OP, what strikes me here is that you respond with a laugh when people suggest your DD should go too, or that you take three holidays and leave him with DD, like it's really tickled you. But actually, that would be a normal thing to do! You should have equal time away, because you should be treated as equals.

It is not normal to pack his bag, as someone else said, you're not his maid.

I would bet that he treats you disrespectfully in many ways that you accept as normal and that's really sad.

Scrumbled · 25/07/2014 09:31

YANBU

I don't have any useful advice but YANBU

Pack his bag with a couple of thick jumpers, that'll pad it out with minimum effort, and a pair of bright speedos.

hamptoncourt · 25/07/2014 10:58

I would shred his passport.

Then again, you could spend the time he is away seeing a solicitor and putting plans in place to rid yourself of this cockwomble for good.

What's the betting your DD will improve her behaviour once DH is out of the picture?

My married XBIL had a friend like that who hung around all the time, went on holiday a few times every year etc.
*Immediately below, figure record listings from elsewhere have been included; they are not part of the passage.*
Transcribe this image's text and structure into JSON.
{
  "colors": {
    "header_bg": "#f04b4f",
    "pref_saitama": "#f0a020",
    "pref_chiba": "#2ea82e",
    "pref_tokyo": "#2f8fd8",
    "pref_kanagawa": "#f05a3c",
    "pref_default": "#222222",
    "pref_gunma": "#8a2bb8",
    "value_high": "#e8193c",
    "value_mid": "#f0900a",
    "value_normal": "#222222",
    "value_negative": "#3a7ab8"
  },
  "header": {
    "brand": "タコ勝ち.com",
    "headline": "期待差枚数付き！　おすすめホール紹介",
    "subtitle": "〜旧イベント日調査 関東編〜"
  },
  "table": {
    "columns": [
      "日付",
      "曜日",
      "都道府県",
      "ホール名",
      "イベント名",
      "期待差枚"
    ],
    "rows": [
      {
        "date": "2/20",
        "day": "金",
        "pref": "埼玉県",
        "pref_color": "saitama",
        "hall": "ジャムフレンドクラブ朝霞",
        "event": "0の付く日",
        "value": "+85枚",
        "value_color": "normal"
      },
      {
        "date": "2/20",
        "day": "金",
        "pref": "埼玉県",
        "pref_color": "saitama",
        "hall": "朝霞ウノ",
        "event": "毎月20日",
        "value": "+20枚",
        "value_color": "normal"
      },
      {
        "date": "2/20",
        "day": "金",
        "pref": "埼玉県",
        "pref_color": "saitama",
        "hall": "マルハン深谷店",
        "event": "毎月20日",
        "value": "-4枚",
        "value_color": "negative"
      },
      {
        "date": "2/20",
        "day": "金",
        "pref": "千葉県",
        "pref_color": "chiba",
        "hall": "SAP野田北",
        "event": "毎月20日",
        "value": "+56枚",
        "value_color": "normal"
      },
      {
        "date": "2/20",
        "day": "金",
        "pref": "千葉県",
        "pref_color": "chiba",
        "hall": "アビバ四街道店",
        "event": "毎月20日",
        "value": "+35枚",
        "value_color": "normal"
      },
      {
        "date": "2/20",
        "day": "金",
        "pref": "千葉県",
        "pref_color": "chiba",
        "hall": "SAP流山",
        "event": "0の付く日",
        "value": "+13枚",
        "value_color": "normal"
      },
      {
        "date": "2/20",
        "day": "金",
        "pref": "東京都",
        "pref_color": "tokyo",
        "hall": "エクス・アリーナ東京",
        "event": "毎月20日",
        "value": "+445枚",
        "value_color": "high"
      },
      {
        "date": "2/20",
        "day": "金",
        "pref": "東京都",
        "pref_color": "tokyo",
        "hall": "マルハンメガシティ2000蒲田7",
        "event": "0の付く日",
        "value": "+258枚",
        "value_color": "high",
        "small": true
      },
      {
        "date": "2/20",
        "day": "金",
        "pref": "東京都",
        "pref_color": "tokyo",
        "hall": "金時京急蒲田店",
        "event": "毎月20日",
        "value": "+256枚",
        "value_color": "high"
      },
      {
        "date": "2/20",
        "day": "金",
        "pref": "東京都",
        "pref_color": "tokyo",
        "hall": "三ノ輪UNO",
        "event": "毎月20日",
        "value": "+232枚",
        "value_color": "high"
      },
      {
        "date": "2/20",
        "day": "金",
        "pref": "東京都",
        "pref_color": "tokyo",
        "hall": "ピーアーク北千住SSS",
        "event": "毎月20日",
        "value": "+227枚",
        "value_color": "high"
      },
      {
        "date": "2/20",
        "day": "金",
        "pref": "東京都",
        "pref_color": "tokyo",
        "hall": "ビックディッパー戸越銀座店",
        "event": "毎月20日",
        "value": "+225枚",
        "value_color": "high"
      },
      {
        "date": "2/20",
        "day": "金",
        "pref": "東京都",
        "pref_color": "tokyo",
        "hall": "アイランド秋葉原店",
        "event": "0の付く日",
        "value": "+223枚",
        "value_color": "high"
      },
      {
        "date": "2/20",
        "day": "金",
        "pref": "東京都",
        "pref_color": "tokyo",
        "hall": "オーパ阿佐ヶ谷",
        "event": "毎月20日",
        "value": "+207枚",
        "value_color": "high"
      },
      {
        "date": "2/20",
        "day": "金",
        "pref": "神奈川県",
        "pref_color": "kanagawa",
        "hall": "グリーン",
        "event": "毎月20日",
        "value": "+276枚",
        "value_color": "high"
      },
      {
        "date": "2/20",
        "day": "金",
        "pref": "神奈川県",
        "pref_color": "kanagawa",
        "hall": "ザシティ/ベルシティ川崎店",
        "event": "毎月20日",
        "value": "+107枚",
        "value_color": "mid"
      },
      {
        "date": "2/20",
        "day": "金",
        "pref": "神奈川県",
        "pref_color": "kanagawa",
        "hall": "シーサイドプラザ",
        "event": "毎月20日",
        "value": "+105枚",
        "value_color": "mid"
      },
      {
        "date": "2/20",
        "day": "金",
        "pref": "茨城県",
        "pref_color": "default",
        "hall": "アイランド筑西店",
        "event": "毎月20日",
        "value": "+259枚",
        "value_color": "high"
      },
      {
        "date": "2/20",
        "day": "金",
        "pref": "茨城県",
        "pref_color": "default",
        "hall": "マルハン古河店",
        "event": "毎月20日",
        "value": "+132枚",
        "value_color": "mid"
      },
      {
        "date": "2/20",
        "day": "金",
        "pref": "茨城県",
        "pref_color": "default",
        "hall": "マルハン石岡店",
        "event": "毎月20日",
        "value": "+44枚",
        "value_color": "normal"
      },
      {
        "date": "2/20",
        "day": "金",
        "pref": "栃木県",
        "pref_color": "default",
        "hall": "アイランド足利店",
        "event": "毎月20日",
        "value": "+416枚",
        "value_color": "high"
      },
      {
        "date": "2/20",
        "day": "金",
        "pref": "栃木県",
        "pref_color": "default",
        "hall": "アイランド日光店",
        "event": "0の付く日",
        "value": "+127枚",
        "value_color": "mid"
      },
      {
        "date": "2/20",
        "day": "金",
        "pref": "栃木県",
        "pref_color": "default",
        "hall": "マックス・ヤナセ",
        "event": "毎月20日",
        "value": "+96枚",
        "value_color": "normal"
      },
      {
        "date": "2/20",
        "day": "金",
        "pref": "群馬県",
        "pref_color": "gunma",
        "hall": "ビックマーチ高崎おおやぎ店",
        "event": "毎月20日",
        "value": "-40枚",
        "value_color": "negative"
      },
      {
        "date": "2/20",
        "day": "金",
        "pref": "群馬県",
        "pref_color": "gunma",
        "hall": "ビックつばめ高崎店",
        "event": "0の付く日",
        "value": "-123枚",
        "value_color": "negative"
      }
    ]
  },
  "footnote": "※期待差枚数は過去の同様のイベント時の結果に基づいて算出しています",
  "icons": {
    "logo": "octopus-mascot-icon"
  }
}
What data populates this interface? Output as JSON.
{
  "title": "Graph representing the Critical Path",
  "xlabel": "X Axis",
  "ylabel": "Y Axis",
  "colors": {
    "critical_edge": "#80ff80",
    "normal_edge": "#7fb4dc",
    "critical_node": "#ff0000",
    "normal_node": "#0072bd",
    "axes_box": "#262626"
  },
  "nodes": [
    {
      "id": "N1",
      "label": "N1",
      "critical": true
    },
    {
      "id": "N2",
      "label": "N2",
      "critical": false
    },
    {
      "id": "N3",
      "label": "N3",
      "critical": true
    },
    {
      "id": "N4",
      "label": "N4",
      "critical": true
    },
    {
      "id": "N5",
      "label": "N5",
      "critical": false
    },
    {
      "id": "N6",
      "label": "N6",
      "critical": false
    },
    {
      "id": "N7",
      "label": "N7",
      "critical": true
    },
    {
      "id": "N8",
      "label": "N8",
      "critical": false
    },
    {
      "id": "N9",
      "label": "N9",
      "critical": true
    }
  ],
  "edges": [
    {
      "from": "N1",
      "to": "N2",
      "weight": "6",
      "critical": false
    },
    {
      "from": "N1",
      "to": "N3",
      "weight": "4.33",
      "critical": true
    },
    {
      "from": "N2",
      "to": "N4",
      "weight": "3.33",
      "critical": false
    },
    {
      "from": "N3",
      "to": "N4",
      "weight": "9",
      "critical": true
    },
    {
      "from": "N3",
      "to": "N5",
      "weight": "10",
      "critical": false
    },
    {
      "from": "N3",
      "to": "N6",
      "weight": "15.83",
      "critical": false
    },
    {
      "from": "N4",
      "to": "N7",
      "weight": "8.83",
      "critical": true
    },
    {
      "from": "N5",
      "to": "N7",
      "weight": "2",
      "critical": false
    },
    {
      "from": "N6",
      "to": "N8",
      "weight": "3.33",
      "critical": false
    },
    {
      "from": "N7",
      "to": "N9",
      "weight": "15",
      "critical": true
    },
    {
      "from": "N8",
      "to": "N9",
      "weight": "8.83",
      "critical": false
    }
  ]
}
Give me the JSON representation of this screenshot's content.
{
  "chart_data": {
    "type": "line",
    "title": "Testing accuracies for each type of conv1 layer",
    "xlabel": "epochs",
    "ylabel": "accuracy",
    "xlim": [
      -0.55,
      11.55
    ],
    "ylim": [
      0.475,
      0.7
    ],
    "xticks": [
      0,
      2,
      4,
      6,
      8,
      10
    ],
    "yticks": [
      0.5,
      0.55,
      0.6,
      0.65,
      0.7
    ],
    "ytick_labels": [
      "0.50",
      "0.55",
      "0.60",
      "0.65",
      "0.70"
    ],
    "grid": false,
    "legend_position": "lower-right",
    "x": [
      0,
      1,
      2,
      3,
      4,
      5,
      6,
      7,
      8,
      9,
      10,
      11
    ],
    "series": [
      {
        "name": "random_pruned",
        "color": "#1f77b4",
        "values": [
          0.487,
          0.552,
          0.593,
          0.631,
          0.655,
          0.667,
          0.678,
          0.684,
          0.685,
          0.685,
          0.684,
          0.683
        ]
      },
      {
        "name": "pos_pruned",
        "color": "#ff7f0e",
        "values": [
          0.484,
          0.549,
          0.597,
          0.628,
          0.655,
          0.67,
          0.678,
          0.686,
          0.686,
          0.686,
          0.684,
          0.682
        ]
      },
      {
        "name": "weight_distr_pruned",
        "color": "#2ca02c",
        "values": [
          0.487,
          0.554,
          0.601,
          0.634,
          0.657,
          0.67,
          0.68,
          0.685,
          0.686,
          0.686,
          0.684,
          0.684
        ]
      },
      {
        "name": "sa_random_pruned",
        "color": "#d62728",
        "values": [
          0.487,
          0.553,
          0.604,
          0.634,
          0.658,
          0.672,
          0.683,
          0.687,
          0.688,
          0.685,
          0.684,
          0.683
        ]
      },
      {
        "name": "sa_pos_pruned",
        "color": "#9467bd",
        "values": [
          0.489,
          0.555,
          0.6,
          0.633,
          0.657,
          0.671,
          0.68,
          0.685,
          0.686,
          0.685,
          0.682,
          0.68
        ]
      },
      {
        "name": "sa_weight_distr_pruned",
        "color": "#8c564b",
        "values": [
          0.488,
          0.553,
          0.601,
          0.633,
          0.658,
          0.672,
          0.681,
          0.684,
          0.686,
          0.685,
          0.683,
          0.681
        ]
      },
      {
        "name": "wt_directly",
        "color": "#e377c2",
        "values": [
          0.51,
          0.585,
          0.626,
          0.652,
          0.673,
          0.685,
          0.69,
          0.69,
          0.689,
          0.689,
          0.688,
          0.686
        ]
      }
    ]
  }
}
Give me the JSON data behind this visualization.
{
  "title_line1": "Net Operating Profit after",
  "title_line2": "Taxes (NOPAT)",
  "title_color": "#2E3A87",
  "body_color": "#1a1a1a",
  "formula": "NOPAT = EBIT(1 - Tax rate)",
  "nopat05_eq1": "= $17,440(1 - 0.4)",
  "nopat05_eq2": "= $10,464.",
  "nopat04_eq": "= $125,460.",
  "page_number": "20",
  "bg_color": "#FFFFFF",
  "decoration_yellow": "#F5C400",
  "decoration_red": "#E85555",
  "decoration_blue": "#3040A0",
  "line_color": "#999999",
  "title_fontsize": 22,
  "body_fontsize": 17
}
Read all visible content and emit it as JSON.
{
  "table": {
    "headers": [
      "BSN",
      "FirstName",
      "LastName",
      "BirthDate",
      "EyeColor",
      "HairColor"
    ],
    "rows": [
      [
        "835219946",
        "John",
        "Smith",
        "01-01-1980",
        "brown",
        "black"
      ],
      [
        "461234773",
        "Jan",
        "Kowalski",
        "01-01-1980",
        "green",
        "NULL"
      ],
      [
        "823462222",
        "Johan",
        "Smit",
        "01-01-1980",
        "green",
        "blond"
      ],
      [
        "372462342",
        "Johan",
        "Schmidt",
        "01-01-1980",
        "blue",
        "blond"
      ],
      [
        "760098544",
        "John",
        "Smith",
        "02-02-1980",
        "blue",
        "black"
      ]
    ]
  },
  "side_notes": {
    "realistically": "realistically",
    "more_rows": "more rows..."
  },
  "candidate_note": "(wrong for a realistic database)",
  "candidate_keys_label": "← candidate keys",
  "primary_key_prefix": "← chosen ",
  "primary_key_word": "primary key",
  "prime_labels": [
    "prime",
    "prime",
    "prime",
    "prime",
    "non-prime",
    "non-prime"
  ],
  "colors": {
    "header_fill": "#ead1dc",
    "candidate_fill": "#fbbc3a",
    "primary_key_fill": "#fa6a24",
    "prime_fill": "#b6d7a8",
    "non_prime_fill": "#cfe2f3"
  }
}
That was because they were gay.

CerealMom · 25/07/2014 11:37

Pack his bag (full of crap) and have a two week break from him to think about what you do want - and a good laugh at the thought of his face when he opens his case.

Make some appointments with different solicitors. Get a feel of the divorce process and what you might want to achieve from it.

Try the Teenagers Board - lots of 'been there/done that' MNetters when it comes to teens/behaviour/school etc... There's nothing you can tell them that they've never heard/seen before - it won't even raise an eyebrow!